Bolton was a victim not just of his own bullying style but also of his incredible failure to perceive the mood in South Korea. This correspondent vividly remembers a couple of his visits to Seoul in which he paraded in front of the media, confident that he had persuaded senior South Korean officials to go along with sanctioning the North in the UN and had overcome differences between Washington and Seoul.
Now the issue is what the US is doing to persuade South Korea to tough it out on the hostages. US military people, of course, see the taking of hostages as a tactic that cries out for defiance.
Similarly, it could be argued that no one should have been intimidated by the North's missile tests and single underground nuclear test.

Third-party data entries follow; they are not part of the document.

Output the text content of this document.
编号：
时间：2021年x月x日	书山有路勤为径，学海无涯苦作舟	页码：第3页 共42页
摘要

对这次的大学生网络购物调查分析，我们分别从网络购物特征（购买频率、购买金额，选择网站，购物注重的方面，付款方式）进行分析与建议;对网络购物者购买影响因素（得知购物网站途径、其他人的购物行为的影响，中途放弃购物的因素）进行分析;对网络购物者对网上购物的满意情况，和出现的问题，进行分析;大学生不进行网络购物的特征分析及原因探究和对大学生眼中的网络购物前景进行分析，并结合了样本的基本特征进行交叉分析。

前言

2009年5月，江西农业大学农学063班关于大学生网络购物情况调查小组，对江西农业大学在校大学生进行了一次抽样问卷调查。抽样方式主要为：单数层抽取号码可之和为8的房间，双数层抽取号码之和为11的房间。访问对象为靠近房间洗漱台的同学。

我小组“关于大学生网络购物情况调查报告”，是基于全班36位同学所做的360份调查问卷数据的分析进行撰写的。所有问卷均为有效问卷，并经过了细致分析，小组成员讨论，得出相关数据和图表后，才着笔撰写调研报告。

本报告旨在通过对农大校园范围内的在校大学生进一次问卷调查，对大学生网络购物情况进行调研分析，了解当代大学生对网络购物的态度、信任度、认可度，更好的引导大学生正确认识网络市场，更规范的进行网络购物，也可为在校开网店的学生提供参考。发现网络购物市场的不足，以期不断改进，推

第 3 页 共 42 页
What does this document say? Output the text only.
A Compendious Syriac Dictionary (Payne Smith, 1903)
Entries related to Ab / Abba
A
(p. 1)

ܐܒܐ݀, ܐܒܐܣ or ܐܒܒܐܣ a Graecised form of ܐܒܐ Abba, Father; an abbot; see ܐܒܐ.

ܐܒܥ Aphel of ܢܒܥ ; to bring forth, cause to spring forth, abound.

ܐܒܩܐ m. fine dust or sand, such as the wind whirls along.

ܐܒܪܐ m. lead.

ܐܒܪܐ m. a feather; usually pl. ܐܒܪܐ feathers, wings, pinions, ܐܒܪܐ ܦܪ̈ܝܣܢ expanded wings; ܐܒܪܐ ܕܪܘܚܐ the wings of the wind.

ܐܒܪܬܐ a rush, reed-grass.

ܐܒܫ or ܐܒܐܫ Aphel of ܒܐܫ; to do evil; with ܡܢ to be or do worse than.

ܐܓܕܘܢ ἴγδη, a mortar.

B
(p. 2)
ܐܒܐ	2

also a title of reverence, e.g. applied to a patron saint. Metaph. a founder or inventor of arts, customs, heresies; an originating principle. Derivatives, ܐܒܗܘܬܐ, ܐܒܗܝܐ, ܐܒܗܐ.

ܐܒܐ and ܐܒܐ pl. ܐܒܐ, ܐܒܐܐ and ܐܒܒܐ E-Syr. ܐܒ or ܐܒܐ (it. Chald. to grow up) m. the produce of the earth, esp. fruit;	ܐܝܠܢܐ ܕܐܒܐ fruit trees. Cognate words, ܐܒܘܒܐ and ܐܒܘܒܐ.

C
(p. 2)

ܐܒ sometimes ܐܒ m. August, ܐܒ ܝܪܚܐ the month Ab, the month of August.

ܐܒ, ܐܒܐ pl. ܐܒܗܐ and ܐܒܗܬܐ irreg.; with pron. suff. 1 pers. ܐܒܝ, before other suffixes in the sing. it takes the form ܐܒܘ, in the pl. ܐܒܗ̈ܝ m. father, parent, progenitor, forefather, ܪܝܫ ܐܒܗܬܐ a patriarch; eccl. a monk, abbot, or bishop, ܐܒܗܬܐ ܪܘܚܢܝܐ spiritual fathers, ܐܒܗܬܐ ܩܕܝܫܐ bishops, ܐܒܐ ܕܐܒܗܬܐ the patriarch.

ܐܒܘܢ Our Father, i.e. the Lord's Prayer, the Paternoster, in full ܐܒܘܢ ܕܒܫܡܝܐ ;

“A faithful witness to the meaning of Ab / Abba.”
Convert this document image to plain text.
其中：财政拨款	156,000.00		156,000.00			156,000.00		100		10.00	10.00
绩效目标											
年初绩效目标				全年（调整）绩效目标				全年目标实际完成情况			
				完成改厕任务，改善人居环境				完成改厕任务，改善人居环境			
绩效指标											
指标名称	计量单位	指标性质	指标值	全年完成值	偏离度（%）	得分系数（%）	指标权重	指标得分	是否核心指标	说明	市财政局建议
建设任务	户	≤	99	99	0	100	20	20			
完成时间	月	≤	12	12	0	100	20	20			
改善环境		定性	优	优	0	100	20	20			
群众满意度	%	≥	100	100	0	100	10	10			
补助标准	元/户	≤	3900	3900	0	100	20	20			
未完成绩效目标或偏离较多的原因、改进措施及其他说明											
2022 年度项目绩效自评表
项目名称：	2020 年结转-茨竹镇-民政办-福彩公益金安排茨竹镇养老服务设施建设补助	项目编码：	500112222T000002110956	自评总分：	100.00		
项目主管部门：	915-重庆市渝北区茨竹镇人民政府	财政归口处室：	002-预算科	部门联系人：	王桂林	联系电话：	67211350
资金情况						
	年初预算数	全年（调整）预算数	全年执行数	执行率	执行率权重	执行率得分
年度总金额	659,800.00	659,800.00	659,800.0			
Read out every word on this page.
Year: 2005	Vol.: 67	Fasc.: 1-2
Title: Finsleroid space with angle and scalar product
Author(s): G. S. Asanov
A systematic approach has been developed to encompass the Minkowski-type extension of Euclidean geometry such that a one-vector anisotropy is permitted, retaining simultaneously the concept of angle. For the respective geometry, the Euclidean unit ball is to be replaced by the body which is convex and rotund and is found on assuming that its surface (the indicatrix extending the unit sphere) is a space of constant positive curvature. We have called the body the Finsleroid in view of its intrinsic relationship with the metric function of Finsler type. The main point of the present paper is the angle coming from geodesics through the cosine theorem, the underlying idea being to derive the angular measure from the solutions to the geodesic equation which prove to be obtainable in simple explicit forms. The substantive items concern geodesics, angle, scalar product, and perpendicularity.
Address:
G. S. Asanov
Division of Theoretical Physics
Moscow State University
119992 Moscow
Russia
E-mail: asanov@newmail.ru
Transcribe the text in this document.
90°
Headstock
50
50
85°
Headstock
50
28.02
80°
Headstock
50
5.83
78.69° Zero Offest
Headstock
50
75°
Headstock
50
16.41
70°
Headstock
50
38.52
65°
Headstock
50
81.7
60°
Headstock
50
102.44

The test-firing of a long-range Taepodong on July 4, 2006, was a failure, as seen in the missile's descent into the waters off the North Korean east coast soon after its launch, and the nuclear test of last October 6 was so small as to raise suspicions that it too had been a failure.
The sad truth, moreover, is that North Korea still holds the club of nukes and missiles over the heads of negotiators, despite the shutdown of the reactor at Yongbyon, and is still capable of spinning out counterfeit US$100 bills - and currencies of other countries - on its press in Pyongyang.
The reason the US has not addressed these problems definitively is that Bush could not risk a two-theater war - a conflict on the Korean Peninsula at the same time as that in Iraq. The liberal moderates have won out, and the diplomatic drive to bring North Korea to its senses goes on with full approval of Bush, though probably not that of Vice President Dick Cheney, the hardest hardliner.
Negotiations with the extremist Taliban are considerably more difficult, if only because no one knows quite who they are and with whom to talk. Like Bush, Roh cannot risk confrontation with an enemy on two fronts - with North Korea on the Korean Peninsula and with the Taliban in Afghanistan. If he appears weak on North Korea, however, he may still want to show resolve in Afghanistan and leave a legacy of toughness against an enemy - not the North, but an enemy nonetheless.

Journalist Donald Kirk has been covering Korea - and the confrontation of forces in Northeast Asia - for more than 30 years.